COMISO - DAL 10 LUGLIO SALVO BARONE IN " ASSOLO PER LA PACE " PRESSO LA GALLERIA DEGLI ARCHI
Barone, Assolo per la pace
Si dispone sulla linea liminare tra volontà di reale e sua mediatica spettacolarizzazione il ciclo pittorico che Salvo Barone destina in assolo alla pregnante rassegna che la Fondazione degli Archi, in collaborazione con la Fondazione Bufalino, di Comiso dedica alla pace.
È tema antico in arte la guerra. Corre i secoli per la celebrazione di uomini e vittorie, ma anche, e a questa traiettoria si lega Barone, per la raffigurazione degli orrori e della tragedia. Riandiamo, solo per entrare in tema attraverso alcuni dei più chiari esempi, alle Conseguenze della Guerra di Rubens, ai suoi Disastri effigiati da Goya, ai capolavori dei più vicini Picasso, Dix, Schiele, Grosz, agli italiani Carlo Levi e Aligi Sassu.
L’Ucraina violata è bruciante verità, che passa, nella cultura attuale, per una sequenza non limitata e non ordinata di immagini, video, foto, fermimmagine dell’orrore, che parlano una emotività veloce, violenta, capace di sedimentare sollecitazioni intense nell’immaginario e nella coscienza dell’artista.
Salvo Barone affida la sua riflessione sulla guerra e su questa guerra, tema di esasperata drammaticità umana, al suo specifico artistico, connotato da un virtuosismo tecnico, alla struttura perfetta disegnativa della composizione, trasponendo il sentimento di ripudio della guerra in un linguaggio formale non emotivo ed esitando opere che hanno azzerato la tavolozza calda – la guerra è orrore e oscurità – e ridotto quasi alla bicromia il quadro, risolto in una gamma scarnificata di grigi, a espressione malinconica e funerea della vita che si spezza, in una luce abbassata, opacizzata, devitalizzata.
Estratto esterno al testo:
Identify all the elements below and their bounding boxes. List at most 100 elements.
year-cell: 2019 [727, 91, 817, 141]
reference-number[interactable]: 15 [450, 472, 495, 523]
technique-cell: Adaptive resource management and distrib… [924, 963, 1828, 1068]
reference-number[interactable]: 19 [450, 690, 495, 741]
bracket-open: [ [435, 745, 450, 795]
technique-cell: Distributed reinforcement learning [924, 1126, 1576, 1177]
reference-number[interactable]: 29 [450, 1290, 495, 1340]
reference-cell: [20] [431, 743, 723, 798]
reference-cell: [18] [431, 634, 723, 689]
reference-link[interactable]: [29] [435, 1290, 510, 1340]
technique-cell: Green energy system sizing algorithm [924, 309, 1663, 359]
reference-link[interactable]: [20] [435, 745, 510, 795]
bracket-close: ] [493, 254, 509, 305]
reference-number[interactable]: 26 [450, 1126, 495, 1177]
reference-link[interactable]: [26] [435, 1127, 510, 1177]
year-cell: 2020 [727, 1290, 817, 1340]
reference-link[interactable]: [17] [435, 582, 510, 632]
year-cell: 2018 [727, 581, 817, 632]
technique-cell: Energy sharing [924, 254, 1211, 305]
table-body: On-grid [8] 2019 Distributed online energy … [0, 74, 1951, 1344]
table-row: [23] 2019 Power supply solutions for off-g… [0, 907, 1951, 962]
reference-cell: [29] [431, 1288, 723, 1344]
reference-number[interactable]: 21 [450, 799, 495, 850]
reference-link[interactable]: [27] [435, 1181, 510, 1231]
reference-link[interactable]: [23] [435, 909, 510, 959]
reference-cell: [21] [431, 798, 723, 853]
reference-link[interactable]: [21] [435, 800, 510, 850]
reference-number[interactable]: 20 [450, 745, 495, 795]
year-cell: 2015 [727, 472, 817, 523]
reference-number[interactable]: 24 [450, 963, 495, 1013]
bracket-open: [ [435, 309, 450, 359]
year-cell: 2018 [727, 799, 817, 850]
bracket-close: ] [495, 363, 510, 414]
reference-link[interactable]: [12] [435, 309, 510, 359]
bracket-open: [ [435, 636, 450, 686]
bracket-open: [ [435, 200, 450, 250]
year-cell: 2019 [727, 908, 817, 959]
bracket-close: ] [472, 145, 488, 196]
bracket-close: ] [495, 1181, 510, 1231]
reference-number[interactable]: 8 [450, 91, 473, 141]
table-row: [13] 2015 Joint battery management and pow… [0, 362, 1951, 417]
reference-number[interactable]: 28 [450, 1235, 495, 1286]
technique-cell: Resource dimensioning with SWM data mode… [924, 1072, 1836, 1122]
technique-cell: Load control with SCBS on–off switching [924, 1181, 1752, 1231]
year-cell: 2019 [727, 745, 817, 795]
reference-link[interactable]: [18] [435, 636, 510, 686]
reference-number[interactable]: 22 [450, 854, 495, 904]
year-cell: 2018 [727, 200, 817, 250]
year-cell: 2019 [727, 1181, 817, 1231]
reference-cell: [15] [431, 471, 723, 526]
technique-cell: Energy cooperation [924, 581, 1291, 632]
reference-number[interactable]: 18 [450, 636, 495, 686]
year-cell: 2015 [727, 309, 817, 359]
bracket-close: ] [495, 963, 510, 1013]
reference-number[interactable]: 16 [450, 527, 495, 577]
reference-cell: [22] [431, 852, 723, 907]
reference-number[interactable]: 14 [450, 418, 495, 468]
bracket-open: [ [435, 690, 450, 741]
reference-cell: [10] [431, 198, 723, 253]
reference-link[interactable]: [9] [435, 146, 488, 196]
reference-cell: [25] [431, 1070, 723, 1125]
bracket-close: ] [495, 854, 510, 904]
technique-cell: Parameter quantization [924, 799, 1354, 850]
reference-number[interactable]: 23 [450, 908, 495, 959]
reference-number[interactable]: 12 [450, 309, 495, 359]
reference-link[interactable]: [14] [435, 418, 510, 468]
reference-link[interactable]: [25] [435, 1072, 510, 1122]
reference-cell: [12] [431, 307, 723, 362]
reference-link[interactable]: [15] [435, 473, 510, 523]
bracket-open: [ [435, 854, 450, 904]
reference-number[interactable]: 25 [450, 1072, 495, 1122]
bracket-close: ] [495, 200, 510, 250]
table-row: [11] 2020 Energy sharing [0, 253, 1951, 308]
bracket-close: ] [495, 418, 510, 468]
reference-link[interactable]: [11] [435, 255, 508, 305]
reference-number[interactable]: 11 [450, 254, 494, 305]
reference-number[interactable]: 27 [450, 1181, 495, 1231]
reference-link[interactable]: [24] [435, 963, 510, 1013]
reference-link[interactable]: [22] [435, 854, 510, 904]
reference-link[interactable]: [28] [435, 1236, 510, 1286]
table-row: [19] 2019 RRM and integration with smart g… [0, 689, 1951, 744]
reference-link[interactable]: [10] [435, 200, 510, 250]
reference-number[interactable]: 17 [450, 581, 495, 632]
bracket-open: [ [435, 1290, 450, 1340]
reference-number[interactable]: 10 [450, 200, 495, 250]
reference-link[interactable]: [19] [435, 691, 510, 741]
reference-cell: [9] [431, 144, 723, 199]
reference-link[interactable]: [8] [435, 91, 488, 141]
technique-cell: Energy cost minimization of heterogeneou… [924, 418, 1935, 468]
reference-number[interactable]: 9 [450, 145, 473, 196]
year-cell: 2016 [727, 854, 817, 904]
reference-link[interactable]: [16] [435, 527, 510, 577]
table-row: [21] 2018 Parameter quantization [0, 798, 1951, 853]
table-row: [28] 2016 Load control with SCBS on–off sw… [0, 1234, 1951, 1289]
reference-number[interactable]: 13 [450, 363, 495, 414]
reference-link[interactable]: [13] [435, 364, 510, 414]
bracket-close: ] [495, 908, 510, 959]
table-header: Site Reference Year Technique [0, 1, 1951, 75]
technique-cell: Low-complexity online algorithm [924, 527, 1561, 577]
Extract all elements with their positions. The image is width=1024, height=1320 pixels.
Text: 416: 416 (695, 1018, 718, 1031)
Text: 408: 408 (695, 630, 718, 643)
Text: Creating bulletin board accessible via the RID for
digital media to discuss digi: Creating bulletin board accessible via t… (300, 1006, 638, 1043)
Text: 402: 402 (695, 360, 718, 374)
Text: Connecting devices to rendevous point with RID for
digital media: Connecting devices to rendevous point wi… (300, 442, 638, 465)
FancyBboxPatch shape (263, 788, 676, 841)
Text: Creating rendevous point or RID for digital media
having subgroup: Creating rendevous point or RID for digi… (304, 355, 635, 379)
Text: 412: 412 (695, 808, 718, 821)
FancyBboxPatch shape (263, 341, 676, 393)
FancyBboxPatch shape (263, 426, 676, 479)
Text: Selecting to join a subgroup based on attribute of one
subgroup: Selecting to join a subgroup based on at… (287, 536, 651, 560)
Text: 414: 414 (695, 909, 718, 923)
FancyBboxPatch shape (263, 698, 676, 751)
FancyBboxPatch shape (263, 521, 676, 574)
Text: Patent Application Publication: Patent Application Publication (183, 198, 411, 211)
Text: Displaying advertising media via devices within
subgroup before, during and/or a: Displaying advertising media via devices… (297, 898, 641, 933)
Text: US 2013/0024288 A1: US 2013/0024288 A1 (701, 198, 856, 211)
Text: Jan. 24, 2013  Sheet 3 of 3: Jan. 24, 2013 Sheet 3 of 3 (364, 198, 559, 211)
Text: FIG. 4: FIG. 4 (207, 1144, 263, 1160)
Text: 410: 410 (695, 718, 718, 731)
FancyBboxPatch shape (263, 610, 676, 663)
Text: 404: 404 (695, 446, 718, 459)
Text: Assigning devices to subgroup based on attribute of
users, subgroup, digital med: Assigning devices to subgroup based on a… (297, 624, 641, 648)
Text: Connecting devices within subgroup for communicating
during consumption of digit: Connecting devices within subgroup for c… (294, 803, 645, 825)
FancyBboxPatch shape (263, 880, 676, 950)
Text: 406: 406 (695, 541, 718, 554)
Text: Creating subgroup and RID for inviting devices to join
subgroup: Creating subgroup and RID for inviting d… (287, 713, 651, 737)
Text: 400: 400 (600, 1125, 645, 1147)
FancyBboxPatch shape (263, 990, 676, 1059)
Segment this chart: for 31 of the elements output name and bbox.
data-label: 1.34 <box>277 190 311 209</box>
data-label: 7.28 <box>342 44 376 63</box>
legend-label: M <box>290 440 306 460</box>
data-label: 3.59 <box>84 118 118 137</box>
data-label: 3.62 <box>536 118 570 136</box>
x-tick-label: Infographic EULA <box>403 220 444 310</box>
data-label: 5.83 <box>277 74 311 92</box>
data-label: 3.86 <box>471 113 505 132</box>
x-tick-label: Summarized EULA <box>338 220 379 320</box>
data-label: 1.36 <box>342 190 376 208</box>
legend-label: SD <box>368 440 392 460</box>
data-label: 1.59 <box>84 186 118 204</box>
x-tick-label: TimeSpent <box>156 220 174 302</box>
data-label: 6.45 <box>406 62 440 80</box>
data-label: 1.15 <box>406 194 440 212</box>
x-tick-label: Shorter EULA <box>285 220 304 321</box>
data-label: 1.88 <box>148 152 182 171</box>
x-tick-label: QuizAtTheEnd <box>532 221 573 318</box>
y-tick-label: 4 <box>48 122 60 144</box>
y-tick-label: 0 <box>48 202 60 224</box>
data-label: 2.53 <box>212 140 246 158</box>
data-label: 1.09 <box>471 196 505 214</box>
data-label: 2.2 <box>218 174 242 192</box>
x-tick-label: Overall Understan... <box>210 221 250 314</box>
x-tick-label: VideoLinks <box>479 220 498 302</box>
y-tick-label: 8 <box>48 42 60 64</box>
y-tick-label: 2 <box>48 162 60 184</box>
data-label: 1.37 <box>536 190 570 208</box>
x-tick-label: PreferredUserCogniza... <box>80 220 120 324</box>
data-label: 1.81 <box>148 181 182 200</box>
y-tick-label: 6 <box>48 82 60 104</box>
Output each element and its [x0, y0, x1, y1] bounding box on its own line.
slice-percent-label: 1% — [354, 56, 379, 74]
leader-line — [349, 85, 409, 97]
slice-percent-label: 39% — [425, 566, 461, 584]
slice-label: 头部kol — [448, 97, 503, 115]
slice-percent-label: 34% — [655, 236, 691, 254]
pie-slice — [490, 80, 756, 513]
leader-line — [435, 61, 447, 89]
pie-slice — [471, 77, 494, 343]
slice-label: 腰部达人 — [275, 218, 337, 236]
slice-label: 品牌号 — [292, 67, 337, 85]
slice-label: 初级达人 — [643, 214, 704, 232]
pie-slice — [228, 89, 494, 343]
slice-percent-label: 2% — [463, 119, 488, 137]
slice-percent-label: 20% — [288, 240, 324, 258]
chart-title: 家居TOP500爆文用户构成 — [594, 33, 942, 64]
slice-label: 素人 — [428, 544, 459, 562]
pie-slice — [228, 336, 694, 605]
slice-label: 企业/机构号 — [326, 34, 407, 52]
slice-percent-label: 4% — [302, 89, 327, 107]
Una temperatura letteraria emana dal grande olio Terra bruciata, che dice una natura combusta, che racconta implicita la desertificazione, l’abbandono forzato e inesorabile di cose e case, in un silenzio attonito, drammatico che succede alla deflagrazione, in una luce intossicata, sprigionata dal rogo estinto.
Sono macerie in Ti guardo, disposte in una prospettiva lineare, che ingombrano il primo piano e che assecondano la vista fin dove lo sguardo si perde. Il conflitto è distruzione ma è pure la sua narrazione mediatica, che l’occhio vigile del drone riferisce impietoso.
Amara una terza opera spiega, in un linguaggio crudo, che il dramma in atto Non è un gioco. La biacca nuvolosa, coi suoi bagliori sporchi, interpone un filtro pittorico alla resa esatta del vero, edifici dilaniati inquadrati in una lieve distorsione espressionistica, laddove le mani col joystick del primo piano sono indagate e restituite realisticamente.
Sono opere che rendono conto della attualissima visione dell’artista, opere di aperto impegno, di sollecitazione concettuale ed emozionale, caricate di tensioni velatamente esistenziali, da cui traspare una marcata denuncia civile della guerra, una critica radicale al militarismo. Sono opere espressive di una angoscia implicita ma al contempo efficacemente comunicativa.
Si lega Salvo Barone all’arte che oggi si protende trasversale, ideologicamente o anche concretamente, a sostegno dell’Ucraina in croce, allo stato di guerra con cui il Paese si misura da tempo, in anni che l’hanno vista cambiare ai fini di autodeterminarsi, in seno a uno scacchiere geopolitico articolato, difficile. Pensiamo all’opera di Bansky CND Soldiers, il cui ricavato è stato destinato in donazione all’Okhmatdyt Children’s Hospital di Kiev, o a Marina Abramović, che ha desiderato devolvere i proventi della sua celebre performance The Artist is in Present ad un’iniziativa umanitaria verso i civili ucraini.
Coi suoi paesaggi abbandonati dalla vita Barone si lega ad artisti come Kiefer, più congeniale al nostro, ponendosi, il pittore di Comiso, come testimone della distruzione. I suoi oggetti lasciati orfani sotto la coltre di un cielo cupo tematizzano la guerra, eternandola a ogni era ed universalizzando la catastrofe a ogni luogo, sospendendola in un’apocalisse cinerea, che, mentre inscena lo spettacolo spietatamente credibile della guerra, intona un anelito fermo alla pace, un appello senza condizioni all’amore.